TMVA-Wrong Number of Entries w.r.t Inputs

_ROOT Version: 6.24.06
_Platform: centos7.6
Compiler: Not Provided


Hello everyone,
I am currently using the tmva framework to build a BDT.
I will explain in two parts : one version that works, another that does not.
Works :
To get my inputs for my BDT (signal and Background), i have a code that builds two trees => one for signal and one for Background.
The good thing here is that I only need to fill my trees with branches that have the same number of entries.
Therefore, I only needed to Fill my tree after the value of my variables were assigned to my branches
To simplify:

for loop
{
myvariable1 = myvalue1;
myvariable2 = myvalue2;
etc..
if (condition){treeSignal->Fill();}
else{treeBkg->Fill();}
}

With this configuration, the number of entries for all my variables is good for all my variables when I look at the “Input Variables” from the TMVAGui.
Does not work :
I am still building two trees however the different branches are not filled at the same time.
I know that this specific subject has already been covered and by doing this:

treeSignal->GetBranch("name_of_branch1")->Fill();
...//same with TreeBkg
treeSignal->GetBranch("name_of_branch2")->Fill();//with different number of entries
...
treeS->SetEntries(totalNumberofEntriesofAllBranches);

This actually works fine when i look at my trees, all the branches have the right amount of entries.
Now, this issue comes when I give these trees as inputs to my BDT.
TMVA takes “totalNumberofEntriesofAllBranches” as the number of entries for all variables while all htese varaibles don’t have the same number of entries. It gives this weird behavior where it fills the variable (having less number of entries) with a certain value until reaching the “totalNumberofEntriesofAllBranches” (see picture of the TMVAGui->Input Variables)
Screenshot from 2023-02-22 14-22-08
The peaks being the weird behavior that does not show when I look at this distribution in my tree

Has anyone ever encountered that behavior or am I mis-using the SetEntries in the case that it does not work.
Sorry for being this long, I hope I made it clear.
Thanks to anyone that reads all of this!
Paul

Hello @Threshic ,

a small, self-contained reproducer for the issue would really help us figure out what’s going wrong.

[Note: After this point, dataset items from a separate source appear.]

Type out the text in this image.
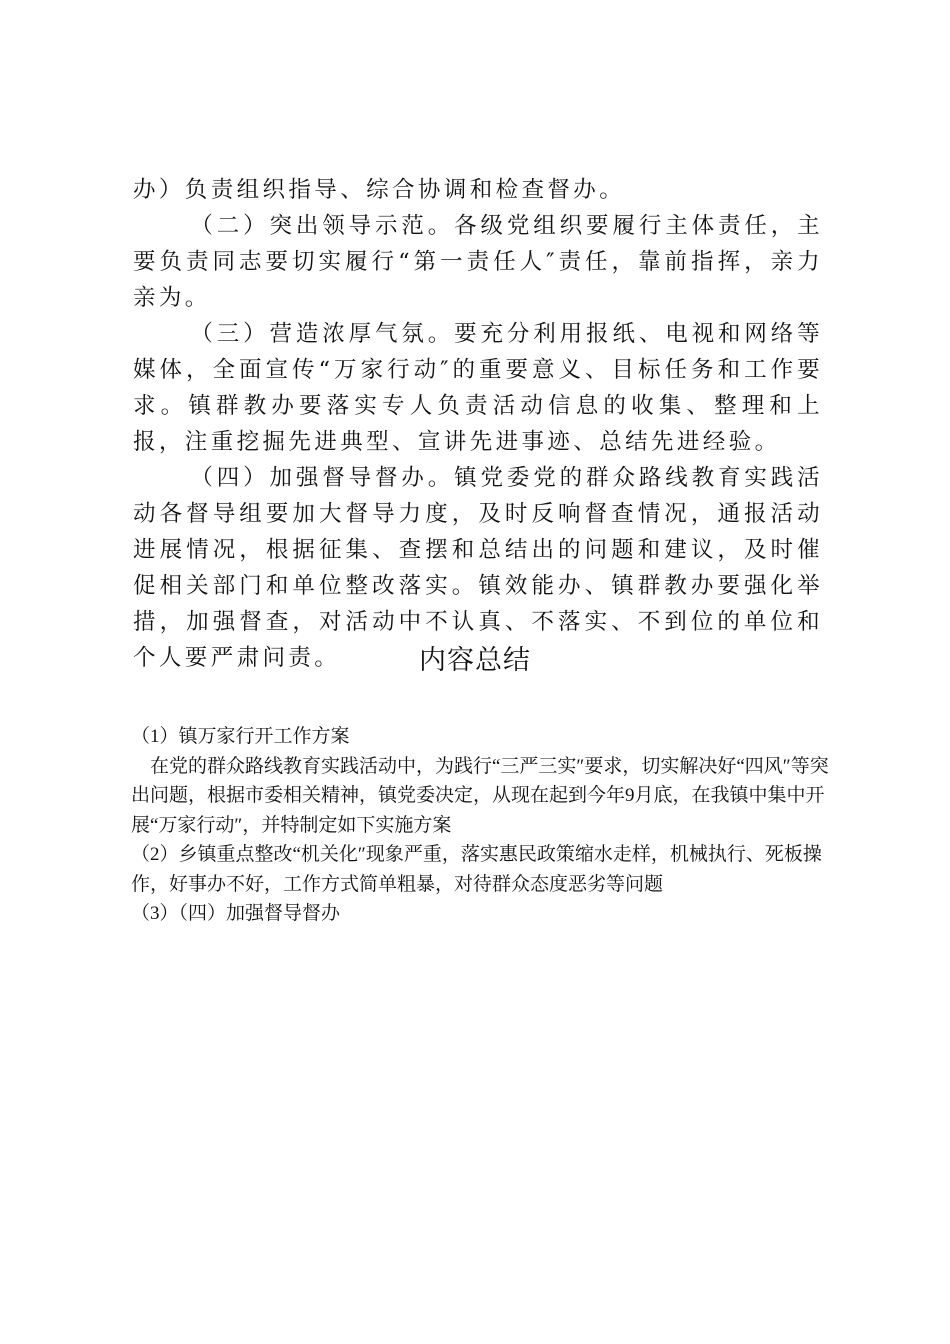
办）负责组织指导、综合协调和检查督办。

（二）突出领导示范。各级党组织要履行主体责任，主要负责同志要切实履行“第一责任人″责任，靠前指挥，亲力亲为。

（三）营造浓厚气氛。要充分利用报纸、电视和网络等媒体，全面宣传“万家行动″的重要意义、目标任务和工作要求。镇群教办要落实专人负责活动信息的收集、整理和上报，注重挖掘先进典型、宣讲先进事迹、总结先进经验。

（四）加强督导督办。镇党委党的群众路线教育实践活动各督导组要加大督导力度，及时反响督查情况，通报活动进展情况，根据征集、查摆和总结出的问题和建议，及时催促相关部门和单位整改落实。镇效能办、镇群教办要强化举措，加强督查，对活动中不认真、不落实、不到位的单位和个人要严肃问责。	内容总结

（1）镇万家行开工作方案

在党的群众路线教育实践活动中，为践行“三严三实″要求，切实解决好“四风″等突出问题，根据市委相关精神，镇党委决定，从现在起到今年9月底，在我镇中集中开展“万家行动″，并特制定如下实施方案

（2）乡镇重点整改“机关化″现象严重，落实惠民政策缩水走样，机械执行、死板操作，好事办不好，工作方式简单粗暴，对待群众态度恶劣等问题

（3）（四）加强督导督办
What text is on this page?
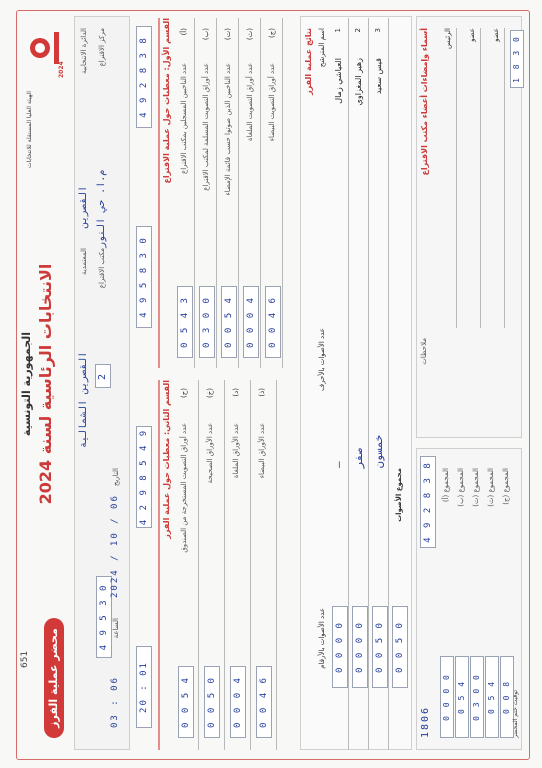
2024
الجمهورية التونسية
الانتخابات الرئاسية لسنة 2024
الهيئة العليا المستقلة للانتخابات
محضر عملية الفرز
651
الدائرة الانتخابية
القصرين
المعتمدية
القصرين الشمالية
مركز الاقتراع
م.ا. حي النور
مكتب الاقتراع
2
4 9 5 3 0
التاريخ
2024 / 10 / 06
الساعة
03 : 06
4 9 2 8 3 8
4 9 5 8 3 0
4 2 9 8 5 4 9
20 : 01
القسم الأول: معطيات حول عملية الاقتراع
القسم الثاني: معطيات حول عملية الفرز (ح)
عدد أوراق التصويت المستخرجة من الصندوق
0 0 5 4
(خ)
عدد الأوراق الصحيحة
0 0 5 0
(د)
عدد الأوراق الملغاة
0 0 0 4
(ذ)
عدد الأوراق البيضاء
0 0 4 6
نتائج عملية الفرز اسم المترشح
عدد الأصوات بالأحرف
عدد الأصوات بالأرقام
1
العياشي زمال
—
0 0 0 0
2
زهير المغزاوي
صفر
0 0 0 0
3
قيس سعيد
خمسون
0 0 5 0
مجموع الأصوات
0 0 5 0
4 9 2 8 3 8
1806
المجموع (أ)
0 0 0 0
المجموع (ب)
0 5 4
المجموع (ت)
0 3 0 0
المجموع (ث)
0 5 4
المجموع (ج)
0 0 8
أسماء وإمضاءات أعضاء مكتب الاقتراع الرئيس عضو عضو
ملاحظات
توقيت ختم المحضر
1 8 3 0
(أ)
عدد الناخبين المسجلين بمكتب الاقتراع
0 5 4 3
(ب)
عدد أوراق التصويت المسلمة لمكتب الاقتراع
0 3 0 0
(ت)
عدد الناخبين الذين صوتوا حسب قائمة الإمضاء
0 0 5 4
(ث)
عدد أوراق التصويت الملغاة
0 0 0 4
(ج)
عدد أوراق التصويت البيضاء
0 0 4 6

Other than that maybe @moneta has other suggestions.

Cheers,
Enrico

Hi,
yes please post the example code and especially the file containing the signal and background trees that do not work. I have not understood how is the structure of this TTree.

Lorenzo

I tried to make it as simple as possible w.r.t what my code is .

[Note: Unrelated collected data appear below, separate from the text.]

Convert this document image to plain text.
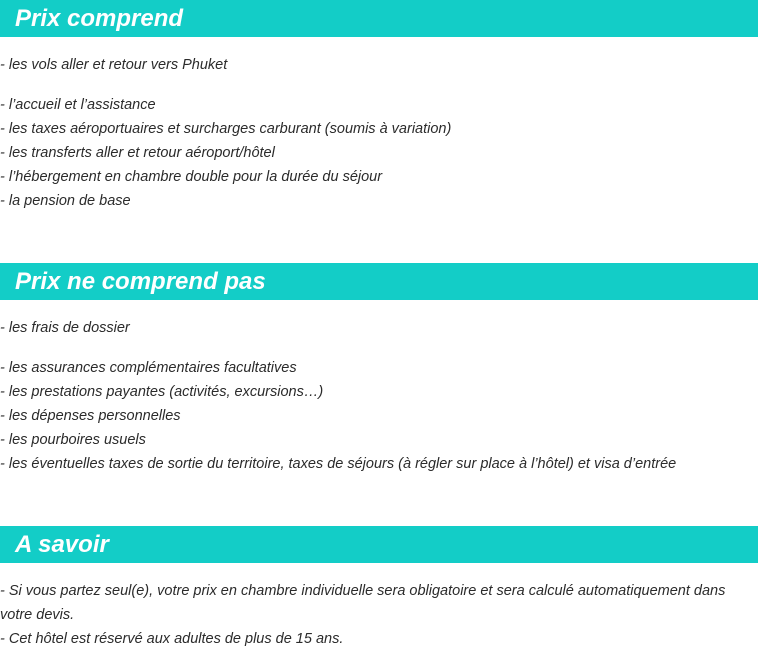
Prix comprend
- les vols aller et retour vers Phuket
- l’accueil et l’assistance
- les taxes aéroportuaires et surcharges carburant (soumis à variation)
- les transferts aller et retour aéroport/hôtel
- l’hébergement en chambre double pour la durée du séjour
- la pension de base
Prix ne comprend pas
- les frais de dossier
- les assurances complémentaires facultatives
- les prestations payantes (activités, excursions…)
- les dépenses personnelles
- les pourboires usuels
- les éventuelles taxes de sortie du territoire, taxes de séjours (à régler sur place à l’hôtel) et visa d’entrée
A savoir

- Si vous partez seul(e), votre prix en chambre individuelle sera obligatoire et sera calculé automatiquement dans votre devis.

- Cet hôtel est réservé aux adultes de plus de 15 ans.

Basically, I am looping over muons and filling the basic informations (mva_muon_pt, mva_muon_eta,…).
Now I added two other informations that are not filled at the same time as the basic infos of the muons =>
mva_Met && mva_Mmumu. => I have less entries for these. You shouldn’t see any issue with this in the output50_Neu_Forum.root file. However, after training, these variables with less entries will be filled with a certain value (that i don’t know how it is defined) until reaching the max number of entries.
Files containing the trees : output50_Neu_Forum.root (I am actually using one file for the SIgnal and another one for the background but the issue is independant of the input file).I compile using runscript.C
output50_Neu_Forum.root (1.2 MB)

TreeReader.h (87.7 KB)
TreeReader.C (18.2 KB)

The output50 file is built using TreeReader.c and TreeReader.h and “heavy” Ntuple (>100MB file). I actually need the headers (i tried to be fast, but if you really need something less “messy”, i can change my code. You can actually train a BDT using the output50_Neu_Forum file) : HistoManager.h and HistoManager.cc // Muon.h and Muon.cc // PrimaryVertex.cc && PrimaryVertex.h, etc
PrimaryVertex.h (1.4 KB)
Track.h (12.0 KB)
TreeFormat.h (30.2 KB)
PFJet.cc (823 Bytes)
Track.cc (11.5 KB)

runscript.C (368 Bytes)
TreeReader.h (87.7 KB)
DeltaFunc.h (507 Bytes)
HistoManager.h (1.5 KB)
Muon.h (1.9 KB)
PFJet.h (1.7 KB)
runscript.C (368 Bytes)
TreeReader.C (18.2 KB)
PrimaryVertex.cc (719 Bytes)
Muon.cc (1.1 KB)
HistoManager.cc (3.4 KB)

Thank you for posting all this information. Sorry for the delay, I’ll try to look at it

Lorenzo